The form comprises several sections requiring personal and financial details for eligibility determination.
fields
  • 1. Terms of Participation: Outlines the conditions and terms for participating in the program.
  • 2. Privacy Notice: Details how personal data will be collected, used, and protected.
  • 3. HIPAA Authorization: Consents to the use and disclosure of the patient's protected health information.
  • 4. Enrollment Form: Requires patients to provide detailed information including insurance and financial data.
  • 5. Prescriber's Section: To be filled out by the prescriber with prescription details and confirmation of accuracy.
  • 6. Submission Instructions: Provides guidelines on how and where to submit the completed form.

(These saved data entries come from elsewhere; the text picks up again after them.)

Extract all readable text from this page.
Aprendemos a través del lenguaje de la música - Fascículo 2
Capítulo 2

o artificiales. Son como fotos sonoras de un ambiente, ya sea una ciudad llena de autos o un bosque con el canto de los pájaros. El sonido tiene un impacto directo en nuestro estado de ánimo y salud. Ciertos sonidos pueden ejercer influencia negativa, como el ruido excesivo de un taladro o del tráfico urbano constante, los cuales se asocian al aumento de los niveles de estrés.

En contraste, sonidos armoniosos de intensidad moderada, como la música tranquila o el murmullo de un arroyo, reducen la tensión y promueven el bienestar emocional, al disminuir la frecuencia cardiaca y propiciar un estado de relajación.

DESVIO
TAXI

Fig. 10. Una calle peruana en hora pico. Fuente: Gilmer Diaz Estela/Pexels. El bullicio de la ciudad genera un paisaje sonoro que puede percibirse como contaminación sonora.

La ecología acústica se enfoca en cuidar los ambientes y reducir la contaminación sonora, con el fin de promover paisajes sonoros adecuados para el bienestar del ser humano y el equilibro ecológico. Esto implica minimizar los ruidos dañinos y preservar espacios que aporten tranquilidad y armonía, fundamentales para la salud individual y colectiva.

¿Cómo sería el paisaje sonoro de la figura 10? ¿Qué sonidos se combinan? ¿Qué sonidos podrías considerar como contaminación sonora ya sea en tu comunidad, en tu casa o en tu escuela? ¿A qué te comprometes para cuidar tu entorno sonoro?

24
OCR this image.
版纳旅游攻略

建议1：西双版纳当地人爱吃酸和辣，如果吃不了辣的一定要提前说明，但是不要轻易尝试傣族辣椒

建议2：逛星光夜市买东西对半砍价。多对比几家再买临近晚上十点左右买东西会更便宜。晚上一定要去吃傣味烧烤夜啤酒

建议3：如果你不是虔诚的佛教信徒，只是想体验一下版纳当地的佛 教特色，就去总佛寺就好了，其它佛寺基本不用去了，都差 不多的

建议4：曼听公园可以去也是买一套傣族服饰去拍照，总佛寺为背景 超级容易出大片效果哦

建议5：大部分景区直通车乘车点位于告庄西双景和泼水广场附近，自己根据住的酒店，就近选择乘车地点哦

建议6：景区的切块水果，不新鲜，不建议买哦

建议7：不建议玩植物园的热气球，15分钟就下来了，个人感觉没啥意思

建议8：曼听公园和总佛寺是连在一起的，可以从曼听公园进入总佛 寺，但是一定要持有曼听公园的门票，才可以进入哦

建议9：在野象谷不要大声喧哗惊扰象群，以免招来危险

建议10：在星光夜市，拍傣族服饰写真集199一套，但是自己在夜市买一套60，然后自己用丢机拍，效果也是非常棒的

What happens if I fail to submit this form?

Failing to submit the form may result in ineligibility for the AbbVie Patient Access Support programs.

  • Ineligibility for Financial Assistance: You may not receive the financial support needed for your medication.
  • Interruption of Medication Access: Problems submitting forms can lead to delays or halts in medication access.

How do I know when to use this form?

Use this form whenever you need to apply for or renew your participation in AbbVie's Patient Access Support programs.
fields
  • 1. Enrollment: For initial enrollment in the financial assistance program.
  • 2. Re-Enrollment: To renew participation when the term expires.
  • 3. Updating Information: If there are any changes in your insurance or financial information.
  • 4. Appealing Denials: When facing a denial and you need support with re-evaluation.
  • 5. Adding Prescriptions: To add new or additional prescription under the program.